Why did the future as imagined from the 1950s and 1960s never come to reality?

The Moon is barren, lifeless, airless, cold, and with excessively low gravity. People would only want to live there because of the novelty value- it seems cool because it's on another solar body and nobody has done it before. Once living off of Earth becomes more common, it will lose that novelty and become less attractive.

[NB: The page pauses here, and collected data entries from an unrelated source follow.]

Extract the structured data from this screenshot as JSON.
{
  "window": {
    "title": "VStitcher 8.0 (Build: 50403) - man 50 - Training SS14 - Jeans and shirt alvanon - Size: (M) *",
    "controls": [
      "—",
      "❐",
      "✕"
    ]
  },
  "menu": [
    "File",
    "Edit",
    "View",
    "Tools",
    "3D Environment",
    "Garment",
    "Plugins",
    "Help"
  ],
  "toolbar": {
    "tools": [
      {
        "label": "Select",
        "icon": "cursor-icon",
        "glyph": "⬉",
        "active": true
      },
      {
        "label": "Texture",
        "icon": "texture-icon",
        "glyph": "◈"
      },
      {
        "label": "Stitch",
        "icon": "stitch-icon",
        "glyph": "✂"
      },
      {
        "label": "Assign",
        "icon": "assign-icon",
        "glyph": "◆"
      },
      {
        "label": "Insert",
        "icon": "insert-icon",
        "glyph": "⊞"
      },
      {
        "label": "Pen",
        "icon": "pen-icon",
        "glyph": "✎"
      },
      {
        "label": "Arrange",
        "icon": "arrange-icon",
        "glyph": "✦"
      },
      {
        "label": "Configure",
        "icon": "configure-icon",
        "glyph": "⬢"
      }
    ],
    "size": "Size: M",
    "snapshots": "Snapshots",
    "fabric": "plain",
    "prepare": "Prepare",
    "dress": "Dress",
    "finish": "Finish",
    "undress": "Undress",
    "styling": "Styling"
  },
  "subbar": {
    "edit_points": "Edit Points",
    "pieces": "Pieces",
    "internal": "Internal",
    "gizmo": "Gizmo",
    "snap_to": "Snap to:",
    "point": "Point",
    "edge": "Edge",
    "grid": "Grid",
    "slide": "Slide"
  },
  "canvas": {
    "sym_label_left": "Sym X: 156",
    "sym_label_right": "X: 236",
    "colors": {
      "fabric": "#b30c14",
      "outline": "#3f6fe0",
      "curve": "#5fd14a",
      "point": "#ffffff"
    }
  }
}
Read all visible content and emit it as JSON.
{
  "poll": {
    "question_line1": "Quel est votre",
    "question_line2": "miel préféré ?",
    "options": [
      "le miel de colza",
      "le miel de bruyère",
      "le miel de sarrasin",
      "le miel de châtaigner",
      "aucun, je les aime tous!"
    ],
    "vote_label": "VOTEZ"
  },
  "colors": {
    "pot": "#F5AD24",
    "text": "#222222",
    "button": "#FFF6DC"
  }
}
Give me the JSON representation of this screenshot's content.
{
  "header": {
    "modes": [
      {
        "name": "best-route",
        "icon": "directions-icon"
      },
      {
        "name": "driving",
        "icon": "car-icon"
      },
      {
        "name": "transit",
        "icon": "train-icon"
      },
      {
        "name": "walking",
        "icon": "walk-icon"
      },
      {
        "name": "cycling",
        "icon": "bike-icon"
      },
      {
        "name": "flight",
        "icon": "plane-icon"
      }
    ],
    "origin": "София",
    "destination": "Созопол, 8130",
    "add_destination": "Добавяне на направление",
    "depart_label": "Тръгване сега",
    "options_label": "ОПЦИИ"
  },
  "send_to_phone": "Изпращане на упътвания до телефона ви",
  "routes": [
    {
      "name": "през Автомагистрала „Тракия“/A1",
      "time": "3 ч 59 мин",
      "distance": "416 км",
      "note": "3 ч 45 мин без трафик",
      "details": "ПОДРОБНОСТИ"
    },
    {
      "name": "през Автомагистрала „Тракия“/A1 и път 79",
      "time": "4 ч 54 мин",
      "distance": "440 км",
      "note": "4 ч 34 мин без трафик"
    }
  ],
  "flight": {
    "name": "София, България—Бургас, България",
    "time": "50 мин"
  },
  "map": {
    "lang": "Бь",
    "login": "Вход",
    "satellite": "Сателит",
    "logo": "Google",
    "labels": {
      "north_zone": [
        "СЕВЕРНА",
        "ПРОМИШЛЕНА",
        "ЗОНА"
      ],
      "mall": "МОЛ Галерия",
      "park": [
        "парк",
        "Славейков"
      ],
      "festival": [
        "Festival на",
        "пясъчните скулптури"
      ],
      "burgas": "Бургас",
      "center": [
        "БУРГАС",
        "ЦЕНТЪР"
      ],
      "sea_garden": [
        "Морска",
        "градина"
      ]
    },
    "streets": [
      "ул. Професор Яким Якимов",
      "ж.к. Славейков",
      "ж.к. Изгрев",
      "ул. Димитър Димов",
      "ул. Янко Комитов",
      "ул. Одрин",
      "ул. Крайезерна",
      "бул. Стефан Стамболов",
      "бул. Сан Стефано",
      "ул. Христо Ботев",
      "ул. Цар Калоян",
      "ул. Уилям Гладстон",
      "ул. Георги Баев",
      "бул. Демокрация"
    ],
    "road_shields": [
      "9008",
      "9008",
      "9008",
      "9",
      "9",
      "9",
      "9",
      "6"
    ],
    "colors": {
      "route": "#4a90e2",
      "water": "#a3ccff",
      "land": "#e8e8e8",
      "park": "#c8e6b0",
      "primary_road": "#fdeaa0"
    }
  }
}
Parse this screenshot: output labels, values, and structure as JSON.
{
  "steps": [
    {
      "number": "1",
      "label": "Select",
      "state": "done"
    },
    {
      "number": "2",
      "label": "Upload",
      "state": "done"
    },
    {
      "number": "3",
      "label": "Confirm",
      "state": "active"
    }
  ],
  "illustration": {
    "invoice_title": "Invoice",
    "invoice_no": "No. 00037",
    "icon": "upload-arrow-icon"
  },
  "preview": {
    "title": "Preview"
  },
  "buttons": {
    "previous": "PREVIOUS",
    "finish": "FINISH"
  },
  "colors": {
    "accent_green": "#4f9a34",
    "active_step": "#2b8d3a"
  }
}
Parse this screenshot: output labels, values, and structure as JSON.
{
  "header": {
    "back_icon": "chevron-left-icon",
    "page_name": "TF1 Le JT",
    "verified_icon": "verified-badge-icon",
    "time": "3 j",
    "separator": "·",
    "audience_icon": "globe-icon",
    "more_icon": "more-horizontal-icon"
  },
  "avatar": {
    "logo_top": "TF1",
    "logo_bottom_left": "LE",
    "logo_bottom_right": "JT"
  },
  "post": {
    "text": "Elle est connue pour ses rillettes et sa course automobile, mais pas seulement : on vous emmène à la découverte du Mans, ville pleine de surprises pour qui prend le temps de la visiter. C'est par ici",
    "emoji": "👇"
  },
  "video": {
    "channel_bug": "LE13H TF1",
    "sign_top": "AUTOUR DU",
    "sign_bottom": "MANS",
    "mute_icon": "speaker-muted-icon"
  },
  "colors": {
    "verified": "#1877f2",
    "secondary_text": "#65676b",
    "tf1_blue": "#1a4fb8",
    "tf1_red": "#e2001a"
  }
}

The moon likely is already a colony, of a non-human civ. 99,99999% of the human population is not likely to ever experience moving further up than a high mountain top anyway :reptilian:
 
The moon likely is already a colony, of a non-human civ. 99,99999% of the human population is not likely to ever experience moving further up than a high mountain top anyway :reptilian:
A link to credible proof of this, please?
 
There was an episode, IIRC it was the reboot of The Twilight Zone, where they transported a person, which was a copy, but the tech then destroyed the original body. Except a mistake was made, and they didn't know if the transport worked, so they didn't destroy the original, and then had 2.

And that is my problem with teleportation. It allows for an unlimited number of copies. Oddly no author of science fictions seems to want to play with the implications of such a technology.
Same goes for "mind uploading".
 
And that is my problem with teleportation. It allows for an unlimited number of copies. Oddly no author of science fictions seems to want to play with the implications of such a technology.
Same goes for "mind uploading".

Can't speak to S/F fiction as I don't read it, but brain-taping, cloning, multiple copies of the same individual, and the like are standard tropes of transhuman, near-future S/F RPGs like Eclipse Phase and Transhuman Space.

There is even a published adventure for the Eclipse Phase called Ego Hunter wherein the players take on different "forks" - copies of the same individual's identity uploaded into different bodies - to try to work out what happened to their original self.
 
My solution to the philosophical teleportation problem is rather simple: I don't think there even as a 'Me' or 'I' to begin with. That is just an idea which I cling to because I really really enjoy it (as in, the alternative is some kind of existential horror). I am not sure weather it is possible to really let go of that idea and hence rejoice in the wonder of teleportation in good conscience without going a bit crazy in return (incidentally providing another explanation for Kirk's behavior).
 
Flying cars are indeed one of the worst ideas in the history of bad ideas. (It's kept from the title spot only by completely insane crap like Project Pluto, in my opinion.)

Promptly goes to look up Project Pluto. That was really developed for seven years? They were studying the possibility of using nuclear bombs to propel spaceships at the same time (Project Orion), but for obvious reasons never tested the method.
 
Promptly goes to look up Project Pluto. That was really developed for seven years?

Yep, got as far as building and testing an engine prototype before someone realized maybe it wasn't such a great idea. Or maybe it was just that useable ICBMs were coming along as a cheaper and more effective alternative. It's this kind of crap that has me convinced that Dr. Strangelove only barely qualifies as satire or even fiction.